There are a couple different classes of radar detectors that can fit nearly any vehicle. The two main options are an aftermarket, full installation of radar detectors into your car or truck – or a more DIY method where you buy and set up a detector yourself (usually with a dashboard mount, etc.). It's common for customers to wonder which is best, so let's talk about some of the most important points.
One of the first questions that people have about radar detectors is if they really are legal. Laws vary a bit by state and even city, but in general passive detectors – which detect a variety of different speed-measuring techniques – are legal with only a couple exceptions. Active detectors – which jam signals – are illegal. Commercial detectors sold on the market are always passive, so there's not much to worry about here. There's no difference between full installations and dashboard detectors here.
Typically, a full installation will put radar detector control and information alongside your other vehicle controls and readouts, which saves on space. You'll need to find room for those that are mounted in other ways.
Generally speaking there's not much different between the two radar detector options here. However, full installations tend to be an option limited to more advanced detectors, which means they may have more features per model but fewer models that are compatible with your vehicle (based on manufacturer decisions). However, there's no significant difference in how either detector performs. In fact, the same manufacturers tend to make models for both full installations and quick DIYs.

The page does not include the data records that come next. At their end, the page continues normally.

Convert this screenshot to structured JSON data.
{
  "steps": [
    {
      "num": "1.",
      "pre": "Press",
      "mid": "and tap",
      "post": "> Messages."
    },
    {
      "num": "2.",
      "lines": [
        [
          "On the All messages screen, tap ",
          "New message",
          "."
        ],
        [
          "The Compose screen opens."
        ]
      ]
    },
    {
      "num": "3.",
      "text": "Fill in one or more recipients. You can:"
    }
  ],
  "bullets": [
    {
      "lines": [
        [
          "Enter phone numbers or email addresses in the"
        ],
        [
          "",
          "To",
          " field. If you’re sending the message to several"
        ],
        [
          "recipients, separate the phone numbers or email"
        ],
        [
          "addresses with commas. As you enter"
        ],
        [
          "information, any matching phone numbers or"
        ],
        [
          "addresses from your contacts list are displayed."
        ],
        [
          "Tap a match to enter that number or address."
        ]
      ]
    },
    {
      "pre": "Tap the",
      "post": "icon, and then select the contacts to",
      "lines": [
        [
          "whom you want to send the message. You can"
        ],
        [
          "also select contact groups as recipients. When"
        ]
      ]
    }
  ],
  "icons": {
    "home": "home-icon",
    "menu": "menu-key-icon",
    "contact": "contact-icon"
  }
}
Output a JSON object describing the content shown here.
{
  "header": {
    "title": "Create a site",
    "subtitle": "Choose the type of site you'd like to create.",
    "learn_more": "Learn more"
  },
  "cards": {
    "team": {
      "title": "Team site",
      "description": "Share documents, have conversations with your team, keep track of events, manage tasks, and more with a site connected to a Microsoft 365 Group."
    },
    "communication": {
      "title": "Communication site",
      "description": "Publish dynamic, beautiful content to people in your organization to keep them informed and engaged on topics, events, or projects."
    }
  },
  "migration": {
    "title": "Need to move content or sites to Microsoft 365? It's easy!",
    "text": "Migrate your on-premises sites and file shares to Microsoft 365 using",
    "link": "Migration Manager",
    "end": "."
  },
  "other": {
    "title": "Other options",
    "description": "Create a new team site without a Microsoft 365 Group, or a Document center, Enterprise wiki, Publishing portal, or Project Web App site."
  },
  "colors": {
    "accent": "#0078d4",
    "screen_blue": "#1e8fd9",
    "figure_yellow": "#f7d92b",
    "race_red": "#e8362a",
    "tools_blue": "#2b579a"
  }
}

Radar detectors with a full aftermarket installation will blend in with the rest of your vehicle equipment. Colors are matched so everything flows together. DIY must always be perched or mounted, which looks a little more awkward. This is obviously more important to some buyers than others.
Aftermarket installations are generally more expensive than dashboard mounts. We're seeing prices fall as full installation possibilities grow, but you'll probably still have to pay more. How much depends on the model of the detector and your vehicle.
If the radar detector you have your eye on has extensive app abilities, you may not need a full dashboard installation. After all, when you're going to be looking at your phone anyway, incorporated dashboard readout doesn't have much of a point.
Full installations can't usually be removed, which is problematic for older vehicles or people who plan on switching vehicles within the next few years.